I've written before about used goods in Japan. They just aren't that common. However, the thrift shop movement has grown a bit here, and flea markets have been a part of Japanese culture for a long time. Known as the largest flea market in Japan, the Setagaya Boro flea market is held twice yearly, in mid-December and mid-January. This market dates back to the sixteenth century!
 People from all over Tokyo and Japan come to hunt for bargains. This place is packed!
 Where some flea markets are full of dealers, this one has at least a good selection of people just selling off household goods. As such, there is a lot of variety here.
 That doesn't mean you won't find dealers here. If you're looking for plants, look no further.
 Wooden bowls? There's a shop for that.
 Here's another person selling off some old wares. One booth was arranged by a school PTSA or something similar, and had tons of awesome things.
 This booth had toys. I saw some vintage items that were quite costly, while other people sold stuff at flea market prices.
 A few times, local schools marched their bands down the narrow street. An interesting concept in theory, it just made the crowds that much more crowded.
 If you need a used knife, this guy had you covered.
 Wooden bowls (kine) and pestles (usu) for making Japanese sweets (mochi).
 More wooden goods, with lots of traditional toys.
 I saw at least a dozen dealers set up selling used kimonos. Prices varied but were really inexpensive - definitely under $50 for 99% of the kimonos. Compare that to hundreds or thousands of dollars for a new one.
 One dealer had a lot of these wooden shinto altars for use in Japanese houses. Most households will have one of these (or similar) somewhere in their house.
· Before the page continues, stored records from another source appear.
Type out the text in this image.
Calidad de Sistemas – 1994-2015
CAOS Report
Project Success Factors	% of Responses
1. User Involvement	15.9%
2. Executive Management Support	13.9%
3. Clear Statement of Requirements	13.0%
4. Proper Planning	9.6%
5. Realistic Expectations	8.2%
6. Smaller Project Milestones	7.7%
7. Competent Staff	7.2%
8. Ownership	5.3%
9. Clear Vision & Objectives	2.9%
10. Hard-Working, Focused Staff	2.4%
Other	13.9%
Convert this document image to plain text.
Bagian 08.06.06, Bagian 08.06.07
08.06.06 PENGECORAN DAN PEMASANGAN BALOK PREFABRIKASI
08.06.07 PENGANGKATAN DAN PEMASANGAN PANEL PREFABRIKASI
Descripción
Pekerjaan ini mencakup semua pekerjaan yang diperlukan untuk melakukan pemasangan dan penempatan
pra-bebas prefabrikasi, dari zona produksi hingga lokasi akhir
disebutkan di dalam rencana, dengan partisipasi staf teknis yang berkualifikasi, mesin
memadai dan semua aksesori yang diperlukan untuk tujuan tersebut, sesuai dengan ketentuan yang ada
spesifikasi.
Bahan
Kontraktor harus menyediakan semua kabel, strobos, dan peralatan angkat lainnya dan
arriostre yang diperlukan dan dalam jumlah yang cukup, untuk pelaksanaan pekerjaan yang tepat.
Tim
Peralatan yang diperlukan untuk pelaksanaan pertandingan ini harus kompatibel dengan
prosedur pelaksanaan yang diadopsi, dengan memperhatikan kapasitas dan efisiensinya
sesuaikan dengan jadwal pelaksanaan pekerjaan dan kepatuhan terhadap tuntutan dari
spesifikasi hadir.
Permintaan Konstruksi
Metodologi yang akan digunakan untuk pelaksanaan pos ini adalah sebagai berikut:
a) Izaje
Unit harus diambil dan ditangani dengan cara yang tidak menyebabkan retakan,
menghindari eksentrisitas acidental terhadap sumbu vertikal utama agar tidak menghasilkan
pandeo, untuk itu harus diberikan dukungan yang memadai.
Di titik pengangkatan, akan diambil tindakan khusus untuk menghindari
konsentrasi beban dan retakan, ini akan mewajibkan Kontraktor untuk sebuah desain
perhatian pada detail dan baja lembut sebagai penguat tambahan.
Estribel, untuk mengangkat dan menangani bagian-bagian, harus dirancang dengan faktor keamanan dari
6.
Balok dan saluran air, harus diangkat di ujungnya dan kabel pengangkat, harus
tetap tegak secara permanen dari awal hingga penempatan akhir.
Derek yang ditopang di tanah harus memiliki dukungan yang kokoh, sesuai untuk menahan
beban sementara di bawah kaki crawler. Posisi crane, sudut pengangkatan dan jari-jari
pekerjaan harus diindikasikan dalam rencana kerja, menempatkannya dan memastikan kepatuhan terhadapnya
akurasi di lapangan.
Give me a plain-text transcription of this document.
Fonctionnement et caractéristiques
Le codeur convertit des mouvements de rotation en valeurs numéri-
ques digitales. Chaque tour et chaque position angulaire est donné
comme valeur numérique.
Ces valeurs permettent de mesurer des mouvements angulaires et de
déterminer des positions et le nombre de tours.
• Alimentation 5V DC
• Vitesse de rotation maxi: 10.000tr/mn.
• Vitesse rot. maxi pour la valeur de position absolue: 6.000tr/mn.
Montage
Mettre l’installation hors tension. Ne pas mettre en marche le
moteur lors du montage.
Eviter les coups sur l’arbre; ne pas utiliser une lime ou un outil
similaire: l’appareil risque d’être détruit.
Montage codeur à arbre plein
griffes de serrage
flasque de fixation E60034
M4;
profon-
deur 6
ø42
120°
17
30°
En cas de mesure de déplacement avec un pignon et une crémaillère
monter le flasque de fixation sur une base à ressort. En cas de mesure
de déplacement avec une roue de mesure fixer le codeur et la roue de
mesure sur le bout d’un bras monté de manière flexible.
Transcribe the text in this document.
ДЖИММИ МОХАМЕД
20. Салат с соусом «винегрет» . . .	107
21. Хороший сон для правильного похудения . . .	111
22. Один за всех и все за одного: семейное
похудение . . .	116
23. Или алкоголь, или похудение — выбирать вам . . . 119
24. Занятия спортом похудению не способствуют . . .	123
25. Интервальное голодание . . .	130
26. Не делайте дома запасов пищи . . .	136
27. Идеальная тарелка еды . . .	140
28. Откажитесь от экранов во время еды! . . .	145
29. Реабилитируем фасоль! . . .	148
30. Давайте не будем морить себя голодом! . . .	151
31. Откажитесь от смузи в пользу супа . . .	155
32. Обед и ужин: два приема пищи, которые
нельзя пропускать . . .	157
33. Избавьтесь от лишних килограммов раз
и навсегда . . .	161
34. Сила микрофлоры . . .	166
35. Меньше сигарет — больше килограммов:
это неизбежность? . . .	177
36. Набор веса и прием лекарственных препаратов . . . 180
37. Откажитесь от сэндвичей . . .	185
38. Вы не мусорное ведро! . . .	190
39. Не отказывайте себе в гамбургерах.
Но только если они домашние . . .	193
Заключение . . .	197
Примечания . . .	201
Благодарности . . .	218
 I saw some coats, but not much along the lines of clothing. That's a good thing - there are other flea markets packed with clothes. I enjoyed seeing all the old goods instead of clothing.
 Speaking of old goods...
 This "booth" had lots of traditional food. In the foreground is a bunch of nori, or dried seaweed.
 Uncut cards of some kind, but really overpriced.
 One great thing about large outdoor events is the collection of food stalls that accompany them. A couple had peeled boiled potatoes, which were then cut open and covered with butter and other toppings.
 Grilled meat is a common sight.
 I've seen a lot of chocolate covered bananas. Unfortunately, it seems that my body can't handle bananas anymore so I'll have to find another treat.
 Grilled fish of some kind.

I probably could have bought more, but as always funds were limited. I did get quite a few things, though:
 This Tigers jersey was only about $3.
 This three-pack of curry was only $2.
 One person had a ton of Disney pins, and while I could have bought a dozen or more, I only picked out this one from one of my favorite Disney shorts.
 I wanted to find some geta (above) and zori in my size, but was unsuccessful. I did get this pair of geta for only $1.
 I'm always on the lookout for cool trading cards, and I picked up a ton of menko pretty cheap. Most of them are not baseball cards, but that's okay.
 I can't read them, but I did get a bunch of cool comics from a dealer selling them super-cheap.
 I believe I have almost the full set of this baseball-themed comic.
And this tea kettle thing finished off my purchases. As I said, I wanted more, but money doesn't grow on trees. Maybe next year?

The Setagaya Boro-ichi flea market takes place 9 AM to 9 PM on December 15-16 and January 15-16 each year. Access is best via Setagaya or Kamimachi Stations on the small Tokyu Setagaya line. Just follow the crowds south from the stations.